As corrected through Wednesday, July 31, 2019


[*1]
 The People of the State of New York ex rel. Melinda Luck, Appellant,
v
S. Squires, Superintendent, Albion Correctional Facility, Respondent. (Appeal No. 1.)

Melinda Luck, petitioner-appellant pro se.

Appeal from a judgment (denominated order) of the Supreme Court, Orleans County (Michael M. Mohun, A.J.), entered August 3, 2018, in a habeas corpus proceeding. The judgment denied the petition.
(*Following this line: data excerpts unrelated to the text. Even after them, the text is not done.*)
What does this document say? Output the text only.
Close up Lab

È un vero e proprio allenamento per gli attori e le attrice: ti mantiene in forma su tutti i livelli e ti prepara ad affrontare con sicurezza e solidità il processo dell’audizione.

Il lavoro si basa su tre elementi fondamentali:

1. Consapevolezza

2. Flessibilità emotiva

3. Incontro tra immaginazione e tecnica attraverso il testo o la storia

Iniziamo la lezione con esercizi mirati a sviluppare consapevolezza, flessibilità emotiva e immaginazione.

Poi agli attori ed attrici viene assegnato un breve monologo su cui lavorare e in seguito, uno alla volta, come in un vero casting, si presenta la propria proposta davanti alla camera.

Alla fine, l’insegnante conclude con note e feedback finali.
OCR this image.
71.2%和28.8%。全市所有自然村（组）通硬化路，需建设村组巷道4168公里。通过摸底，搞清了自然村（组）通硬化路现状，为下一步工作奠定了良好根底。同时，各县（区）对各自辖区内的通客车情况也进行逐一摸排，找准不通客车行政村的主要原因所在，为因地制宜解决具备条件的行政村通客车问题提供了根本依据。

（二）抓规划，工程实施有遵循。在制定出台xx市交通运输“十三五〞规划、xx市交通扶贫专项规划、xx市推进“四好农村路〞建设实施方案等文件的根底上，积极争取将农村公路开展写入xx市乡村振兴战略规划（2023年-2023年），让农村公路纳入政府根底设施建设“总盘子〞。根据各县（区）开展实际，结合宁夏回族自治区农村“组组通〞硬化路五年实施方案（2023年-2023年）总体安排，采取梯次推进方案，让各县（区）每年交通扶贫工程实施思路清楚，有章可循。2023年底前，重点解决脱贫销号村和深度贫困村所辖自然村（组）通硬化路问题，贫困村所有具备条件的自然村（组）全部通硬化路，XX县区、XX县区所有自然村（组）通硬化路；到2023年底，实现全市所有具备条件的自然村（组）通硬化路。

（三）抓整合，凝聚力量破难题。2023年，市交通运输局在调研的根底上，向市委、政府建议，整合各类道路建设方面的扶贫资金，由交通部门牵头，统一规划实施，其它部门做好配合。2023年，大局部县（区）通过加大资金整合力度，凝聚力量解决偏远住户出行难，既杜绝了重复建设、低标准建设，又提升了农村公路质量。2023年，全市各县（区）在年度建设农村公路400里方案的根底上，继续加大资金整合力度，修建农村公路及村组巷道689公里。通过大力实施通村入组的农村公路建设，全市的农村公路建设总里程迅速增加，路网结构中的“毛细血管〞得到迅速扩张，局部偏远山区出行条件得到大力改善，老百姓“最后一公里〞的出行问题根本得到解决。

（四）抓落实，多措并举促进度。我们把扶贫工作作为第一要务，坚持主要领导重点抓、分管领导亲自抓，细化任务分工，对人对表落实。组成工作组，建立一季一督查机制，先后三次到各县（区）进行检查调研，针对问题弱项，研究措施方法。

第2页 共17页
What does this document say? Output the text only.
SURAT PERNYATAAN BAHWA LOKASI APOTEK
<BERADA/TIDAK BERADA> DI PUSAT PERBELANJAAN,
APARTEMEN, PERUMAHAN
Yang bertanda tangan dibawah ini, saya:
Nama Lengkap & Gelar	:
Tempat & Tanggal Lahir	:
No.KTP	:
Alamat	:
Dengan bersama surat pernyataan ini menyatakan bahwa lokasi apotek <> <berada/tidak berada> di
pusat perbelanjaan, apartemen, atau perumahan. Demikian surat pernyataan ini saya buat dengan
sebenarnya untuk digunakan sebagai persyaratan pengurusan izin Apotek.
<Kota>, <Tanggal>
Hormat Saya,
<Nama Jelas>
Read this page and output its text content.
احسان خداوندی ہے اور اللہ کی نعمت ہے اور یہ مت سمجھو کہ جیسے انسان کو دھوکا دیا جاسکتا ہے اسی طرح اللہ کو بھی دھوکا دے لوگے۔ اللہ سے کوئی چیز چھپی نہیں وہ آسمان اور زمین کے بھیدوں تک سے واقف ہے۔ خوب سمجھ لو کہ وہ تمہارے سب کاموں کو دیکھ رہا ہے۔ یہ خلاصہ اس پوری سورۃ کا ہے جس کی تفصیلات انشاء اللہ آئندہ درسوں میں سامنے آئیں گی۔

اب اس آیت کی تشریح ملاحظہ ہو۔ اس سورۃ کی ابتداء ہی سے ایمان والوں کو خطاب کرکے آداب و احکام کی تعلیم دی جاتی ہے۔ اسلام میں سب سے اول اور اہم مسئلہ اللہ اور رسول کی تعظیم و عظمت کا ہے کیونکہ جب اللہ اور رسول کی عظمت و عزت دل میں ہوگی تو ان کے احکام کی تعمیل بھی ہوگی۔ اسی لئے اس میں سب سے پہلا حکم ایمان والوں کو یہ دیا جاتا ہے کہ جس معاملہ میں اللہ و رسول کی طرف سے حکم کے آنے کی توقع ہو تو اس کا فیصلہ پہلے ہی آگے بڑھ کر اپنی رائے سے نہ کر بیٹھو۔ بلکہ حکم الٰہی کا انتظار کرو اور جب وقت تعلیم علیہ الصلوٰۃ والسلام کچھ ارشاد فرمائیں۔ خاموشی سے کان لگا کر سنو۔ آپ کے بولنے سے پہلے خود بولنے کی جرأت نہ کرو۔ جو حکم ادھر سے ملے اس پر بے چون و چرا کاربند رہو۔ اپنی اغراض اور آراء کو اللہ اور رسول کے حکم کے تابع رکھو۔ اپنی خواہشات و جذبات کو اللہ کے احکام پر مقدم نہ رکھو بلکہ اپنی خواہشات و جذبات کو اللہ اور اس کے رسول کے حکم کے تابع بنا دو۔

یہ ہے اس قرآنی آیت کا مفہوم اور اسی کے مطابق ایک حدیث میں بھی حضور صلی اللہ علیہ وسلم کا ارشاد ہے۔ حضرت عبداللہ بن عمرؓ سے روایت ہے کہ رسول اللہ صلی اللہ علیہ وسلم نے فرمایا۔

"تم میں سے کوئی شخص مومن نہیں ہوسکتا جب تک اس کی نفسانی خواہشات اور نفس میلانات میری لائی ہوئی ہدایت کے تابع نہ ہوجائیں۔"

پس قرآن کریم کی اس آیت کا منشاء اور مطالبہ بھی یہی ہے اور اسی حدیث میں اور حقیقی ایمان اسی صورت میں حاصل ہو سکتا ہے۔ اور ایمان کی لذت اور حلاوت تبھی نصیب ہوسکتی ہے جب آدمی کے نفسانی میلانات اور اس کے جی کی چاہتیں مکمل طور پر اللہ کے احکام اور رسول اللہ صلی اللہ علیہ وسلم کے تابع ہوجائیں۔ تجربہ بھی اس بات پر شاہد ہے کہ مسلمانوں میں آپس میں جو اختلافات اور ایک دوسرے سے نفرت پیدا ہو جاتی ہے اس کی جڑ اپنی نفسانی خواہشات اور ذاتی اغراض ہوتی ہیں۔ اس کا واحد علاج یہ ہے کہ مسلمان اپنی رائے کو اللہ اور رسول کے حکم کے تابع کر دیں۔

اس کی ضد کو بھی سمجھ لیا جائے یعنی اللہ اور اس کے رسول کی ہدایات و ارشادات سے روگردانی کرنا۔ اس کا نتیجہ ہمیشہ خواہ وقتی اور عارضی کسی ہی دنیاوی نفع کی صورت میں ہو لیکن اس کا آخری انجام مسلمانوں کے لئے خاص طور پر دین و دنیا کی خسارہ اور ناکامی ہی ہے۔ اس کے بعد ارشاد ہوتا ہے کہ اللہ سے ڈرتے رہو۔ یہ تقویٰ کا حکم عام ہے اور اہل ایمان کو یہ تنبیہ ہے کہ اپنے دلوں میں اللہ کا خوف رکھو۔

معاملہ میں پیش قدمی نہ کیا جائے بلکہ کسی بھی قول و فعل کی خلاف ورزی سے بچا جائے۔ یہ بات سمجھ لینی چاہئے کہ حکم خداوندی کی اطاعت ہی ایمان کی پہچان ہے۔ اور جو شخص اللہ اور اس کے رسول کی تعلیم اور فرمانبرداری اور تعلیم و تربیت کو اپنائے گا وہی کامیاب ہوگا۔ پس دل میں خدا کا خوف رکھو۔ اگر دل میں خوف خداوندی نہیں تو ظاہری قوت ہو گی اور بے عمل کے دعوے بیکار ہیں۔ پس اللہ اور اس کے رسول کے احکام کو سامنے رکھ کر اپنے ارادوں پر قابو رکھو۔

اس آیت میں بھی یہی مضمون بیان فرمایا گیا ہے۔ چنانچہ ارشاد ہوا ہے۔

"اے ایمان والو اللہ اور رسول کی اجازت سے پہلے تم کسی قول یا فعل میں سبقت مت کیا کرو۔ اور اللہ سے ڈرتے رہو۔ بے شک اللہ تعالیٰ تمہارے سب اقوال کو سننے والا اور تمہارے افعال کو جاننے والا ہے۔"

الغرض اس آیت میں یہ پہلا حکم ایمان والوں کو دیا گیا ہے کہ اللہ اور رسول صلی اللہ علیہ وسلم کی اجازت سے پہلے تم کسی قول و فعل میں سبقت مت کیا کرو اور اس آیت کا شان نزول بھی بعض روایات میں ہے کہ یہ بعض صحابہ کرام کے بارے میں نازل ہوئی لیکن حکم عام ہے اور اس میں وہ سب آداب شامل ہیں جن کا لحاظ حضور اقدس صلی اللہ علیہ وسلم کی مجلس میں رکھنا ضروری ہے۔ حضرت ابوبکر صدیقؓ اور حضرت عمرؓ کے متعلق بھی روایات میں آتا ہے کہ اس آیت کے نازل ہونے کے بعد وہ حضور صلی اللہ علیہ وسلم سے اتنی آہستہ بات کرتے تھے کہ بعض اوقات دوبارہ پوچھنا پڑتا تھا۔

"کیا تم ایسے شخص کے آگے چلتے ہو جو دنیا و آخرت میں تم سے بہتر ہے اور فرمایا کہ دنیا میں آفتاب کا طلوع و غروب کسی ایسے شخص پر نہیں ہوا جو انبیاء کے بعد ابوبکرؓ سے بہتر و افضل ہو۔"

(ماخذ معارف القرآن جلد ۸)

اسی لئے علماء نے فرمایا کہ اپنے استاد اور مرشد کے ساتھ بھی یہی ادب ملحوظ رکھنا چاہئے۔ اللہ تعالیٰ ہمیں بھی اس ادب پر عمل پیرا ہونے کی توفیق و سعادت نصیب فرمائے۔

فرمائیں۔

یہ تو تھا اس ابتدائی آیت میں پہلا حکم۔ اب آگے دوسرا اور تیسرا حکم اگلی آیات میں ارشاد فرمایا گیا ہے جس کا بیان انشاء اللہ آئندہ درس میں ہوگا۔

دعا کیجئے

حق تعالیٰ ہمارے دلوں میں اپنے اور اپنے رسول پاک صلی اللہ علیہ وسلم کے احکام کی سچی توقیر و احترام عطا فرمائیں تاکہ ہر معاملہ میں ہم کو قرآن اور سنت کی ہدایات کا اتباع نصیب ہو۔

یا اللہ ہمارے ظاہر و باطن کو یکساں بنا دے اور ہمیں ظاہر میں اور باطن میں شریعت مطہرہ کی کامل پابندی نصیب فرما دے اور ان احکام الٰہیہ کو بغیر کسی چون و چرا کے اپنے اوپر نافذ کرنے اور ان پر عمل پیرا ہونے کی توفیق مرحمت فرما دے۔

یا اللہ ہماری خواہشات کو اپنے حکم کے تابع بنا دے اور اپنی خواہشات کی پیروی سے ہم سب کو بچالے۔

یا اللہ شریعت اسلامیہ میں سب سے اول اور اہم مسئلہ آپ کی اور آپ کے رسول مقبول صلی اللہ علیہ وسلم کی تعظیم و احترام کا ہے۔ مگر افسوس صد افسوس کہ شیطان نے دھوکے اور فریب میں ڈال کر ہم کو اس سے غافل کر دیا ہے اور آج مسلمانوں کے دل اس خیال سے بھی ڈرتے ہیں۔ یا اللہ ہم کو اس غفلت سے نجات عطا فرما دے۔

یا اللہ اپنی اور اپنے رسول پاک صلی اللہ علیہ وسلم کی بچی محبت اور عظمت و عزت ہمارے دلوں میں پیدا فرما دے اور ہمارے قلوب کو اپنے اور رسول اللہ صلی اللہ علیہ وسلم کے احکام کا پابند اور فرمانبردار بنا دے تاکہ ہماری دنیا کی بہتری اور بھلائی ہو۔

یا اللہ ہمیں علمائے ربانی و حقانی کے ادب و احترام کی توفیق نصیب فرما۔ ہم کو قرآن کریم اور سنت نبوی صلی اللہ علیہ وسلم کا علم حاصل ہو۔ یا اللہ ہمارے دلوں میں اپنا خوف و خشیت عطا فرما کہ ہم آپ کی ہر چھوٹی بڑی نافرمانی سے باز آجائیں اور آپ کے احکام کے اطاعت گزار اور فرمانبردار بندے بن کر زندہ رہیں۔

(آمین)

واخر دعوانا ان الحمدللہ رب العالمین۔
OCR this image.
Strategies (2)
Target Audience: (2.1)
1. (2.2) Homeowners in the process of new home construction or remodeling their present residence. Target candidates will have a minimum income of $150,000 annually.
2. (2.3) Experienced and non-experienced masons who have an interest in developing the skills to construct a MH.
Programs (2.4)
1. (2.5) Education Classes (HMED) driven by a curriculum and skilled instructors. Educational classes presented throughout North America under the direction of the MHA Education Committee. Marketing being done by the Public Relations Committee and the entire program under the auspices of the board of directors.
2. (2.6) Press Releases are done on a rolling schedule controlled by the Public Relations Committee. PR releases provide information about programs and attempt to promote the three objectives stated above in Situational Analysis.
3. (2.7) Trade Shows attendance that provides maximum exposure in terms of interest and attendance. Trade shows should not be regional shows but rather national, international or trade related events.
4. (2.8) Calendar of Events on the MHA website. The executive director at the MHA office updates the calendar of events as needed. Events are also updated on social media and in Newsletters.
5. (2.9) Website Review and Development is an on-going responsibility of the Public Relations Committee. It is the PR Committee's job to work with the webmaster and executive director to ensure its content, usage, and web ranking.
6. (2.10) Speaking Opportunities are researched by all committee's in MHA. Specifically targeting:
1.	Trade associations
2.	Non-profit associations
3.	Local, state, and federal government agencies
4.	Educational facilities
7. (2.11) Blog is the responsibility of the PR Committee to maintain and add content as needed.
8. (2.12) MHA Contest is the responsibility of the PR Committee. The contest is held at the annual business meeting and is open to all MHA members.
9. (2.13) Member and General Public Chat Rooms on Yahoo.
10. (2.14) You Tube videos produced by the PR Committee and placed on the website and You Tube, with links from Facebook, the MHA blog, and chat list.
It is hereby ordered that said appeal is unanimously dismissed without costs.

Memorandum: In appeal No. 1, petitioner appeals from a judgment denying her petition for a writ of habeas corpus; in appeal No. 2, she appeals from an order denying her motion seeking leave to reargue or renew her petition. Because petitioner was released to parole in January 2019, we dismiss as moot both the appeal from the judgment denying the petition for a writ of habeas corpus (see People ex rel. Valentin v Annucci, 159 AD3d 1391, 1392 [4th Dept 2018], lv denied 31 NY3d 911 [2018]; People ex rel. Ackridge v Sheahan, 115 AD3d 1322, 1323 [4th Dept 2014], lv denied 23 NY3d 906 [2014]) and the appeal from the order denying her motion seeking leave to reargue or renew her petition (see People ex rel. Seals v New York State Dept. of Correctional Servs., 32 AD3d 1262, 1263 [4th Dept 2006]). We conclude that the exception to the mootness doctrine does not apply (see People ex rel. Winters v Crowley, 166 AD3d 1525, 1525 [4th Dept 2018], lv denied 32 NY3d 917 [2019]; see generally Matter of Hearst Corp. v Clyne, 50 NY2d 707, 714-715 [1980]). Present—Whalen, P.J., Centra, Lindley, NeMoyer and Troutman, JJ.